Ponownie - pierwsze, co rzuca się w oczy, to salda kredytów i pożyczek. Od q3’2009 ich kwota tkwi w okolicach 220m zł. Ich struktura zmienia się w kierunku krótkoterminowych, jednak ich saldo wzrosło. I to właśnie za sprawą części krótkoterminowej. Jeśli nie stoi za tym uważne, długoterminowe planowanie, to mnie się to nie podoba. Z planowaniem jest jeszcze taki kłopot, że rynek niekoniecznie plany spełnia.
Jeszcze chwilę popatrzmy na zarządzanie płynnością. Bardzo mocno wzrosło saldo należności handlowych i pozostałych. Jednocześnie spadło saldo zobowiązań handlowych i pozostałych. Wzrosły kredyty krótkoterminowe. Duże środki pieniężne, o których niegdyś pisał WD już nie są duże. Dodatkowo o ponad połowę spadły zapasy. Wszystko to może ograniczyć firmie możliwość skorzystania z ewentualnego przyspieszenia w branży. A także ewentualnie może zachwiać płynnością. Buforem jest tu oczywiście 77m należności. Kwota, o którą moi zdaniem firma powinna się zatroszczyć.
Warto zwrócić jeszcze uwagę na stabilne salda aktywów trwałych oraz kapitałów własnych. Myślę, że firma powinna skupić się teraz na generowaniu sprzedaży z istniejących środków trwałych. Aktywa trwałe są delikatnie finansowane zobowiązaniami krótkoterminowymi. I tu znów wracamy do zarządzania płynnością.

Cash flow.

Stabilny. Pozornie bezpieczny, a to głównie za sprawą amortyzacji, której za 3 kwartały jest już 57m. „Pozornie bezpieczny”, ponieważ, jak widać, majątek firmy zużywa się szybko, a firma wydaje krocie na nowe środki trwałe. Tabela ruchu środków trwałych w sprawozdaniu półrocznym pokazuje, że gross majątku to systemy szalunkowe i to one właśnie wymagają ciągłej odnowy. Wydaje mi się , że mamy tu rodzaj sprzężenia zwrotnego. Niska sprzedaż będzie generować amortyzację i operacyjną stratę rachunkową, ale nie będzie zużywać środków trwałych fizycznie.
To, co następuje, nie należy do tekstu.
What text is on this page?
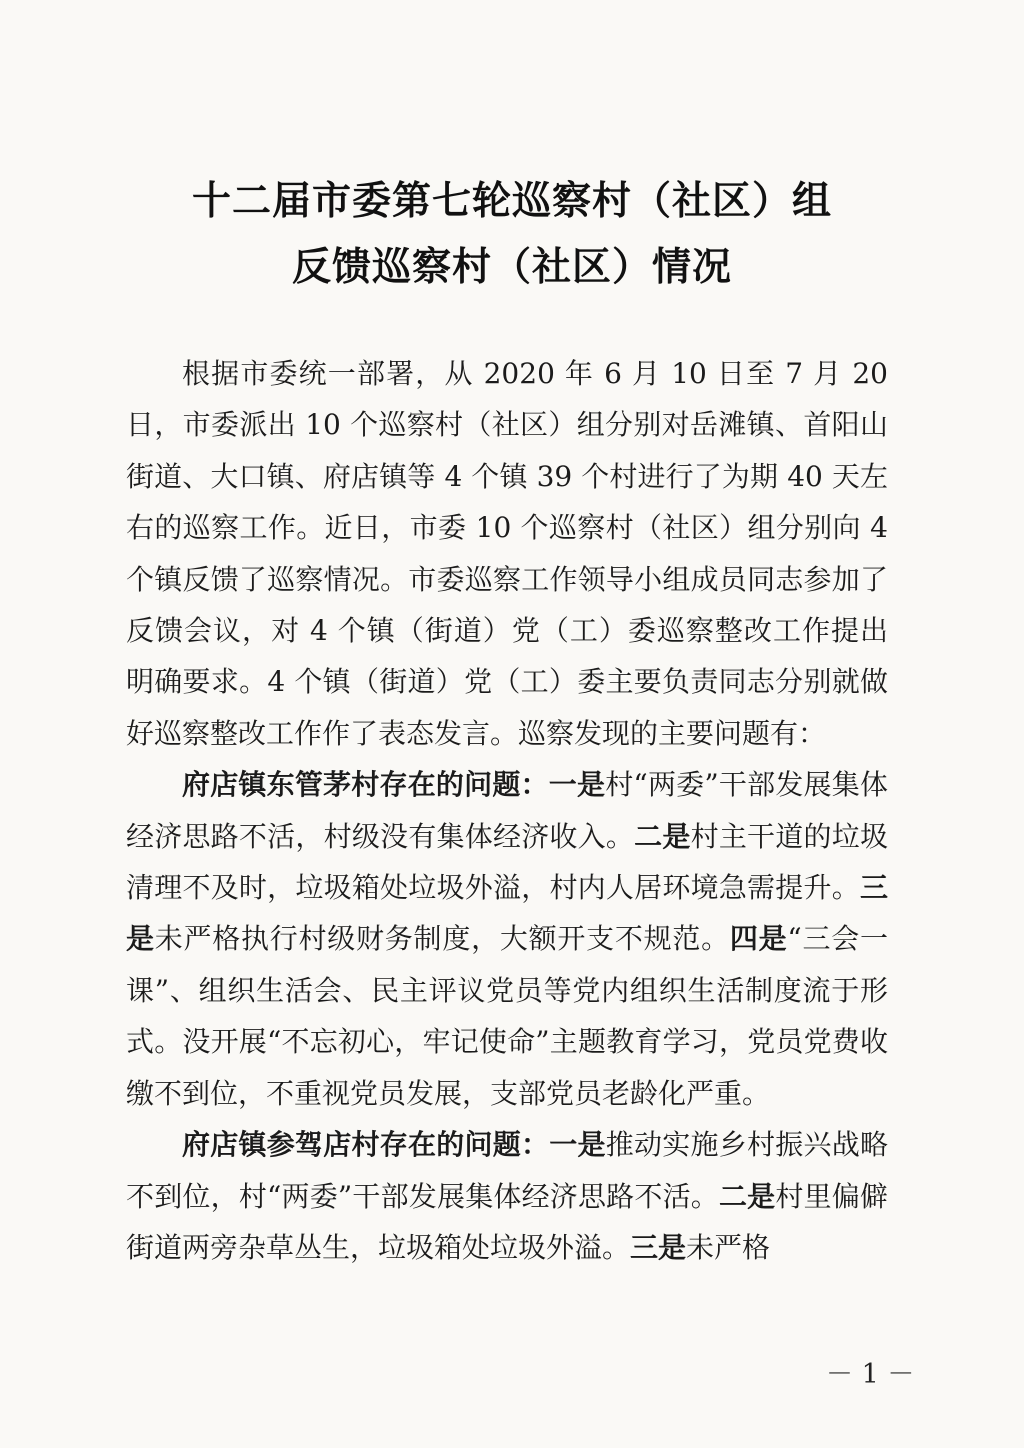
十二届市委第七轮巡察村（社区）组
反馈巡察村（社区）情况

根据市委统一部署，从 2020 年 6 月 10 日至 7 月 20 日，市委派出 10 个巡察村（社区）组分别对岳滩镇、首阳山街道、大口镇、府店镇等 4 个镇 39 个村进行了为期 40 天左右的巡察工作。近日，市委 10 个巡察村（社区）组分别向 4 个镇反馈了巡察情况。市委巡察工作领导小组成员同志参加了反馈会议，对 4 个镇（街道）党（工）委巡察整改工作提出明确要求。4 个镇（街道）党（工）委主要负责同志分别就做好巡察整改工作作了表态发言。巡察发现的主要问题有：

府店镇东管茅村存在的问题：一是村“两委”干部发展集体经济思路不活，村级没有集体经济收入。二是村主干道的垃圾清理不及时，垃圾箱处垃圾外溢，村内人居环境急需提升。三是未严格执行村级财务制度，大额开支不规范。四是“三会一课”、组织生活会、民主评议党员等党内组织生活制度流于形式。没开展“不忘初心，牢记使命”主题教育学习，党员党费收缴不到位，不重视党员发展，支部党员老龄化严重。

府店镇参驾店村存在的问题：一是推动实施乡村振兴战略不到位，村“两委”干部发展集体经济思路不活。二是村里偏僻街道两旁杂草丛生，垃圾箱处垃圾外溢。三是未严格

－ 1 －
Wysoka sprzedaż będzie generować dobry wynik, ale szalunki trzeba będzie wymieniać. Swego rodzaju kwadratura koła, do wyrwania z której ważna będzie polityka cen sprzedaży, czyli zarządzanie rentownością kontraktów. Wyrwać się trzeba, bo kapitał kosztuje.

Reasumując.

Działalność okazuje się dość kapitałochłonna. Kluczem do sukcesu jest duża sprzedaż przy wysokiej rentowności. O ile koszty operacyjne wyglądają obiecująco, o tyle koszty finansowe stanowią zagrożenie, a sprzedaż zależy od koniunktury w budownictwie. Jeśli firma nie sprosta wymogowi rentowości, gotówka będzie wyciekać w stronę banków i w przyszłości mogą pojawić się kłopoty z finansowaniem działalności. Nie jest to chyba jednak przyszłość najbliższa, ale warto być czujnym.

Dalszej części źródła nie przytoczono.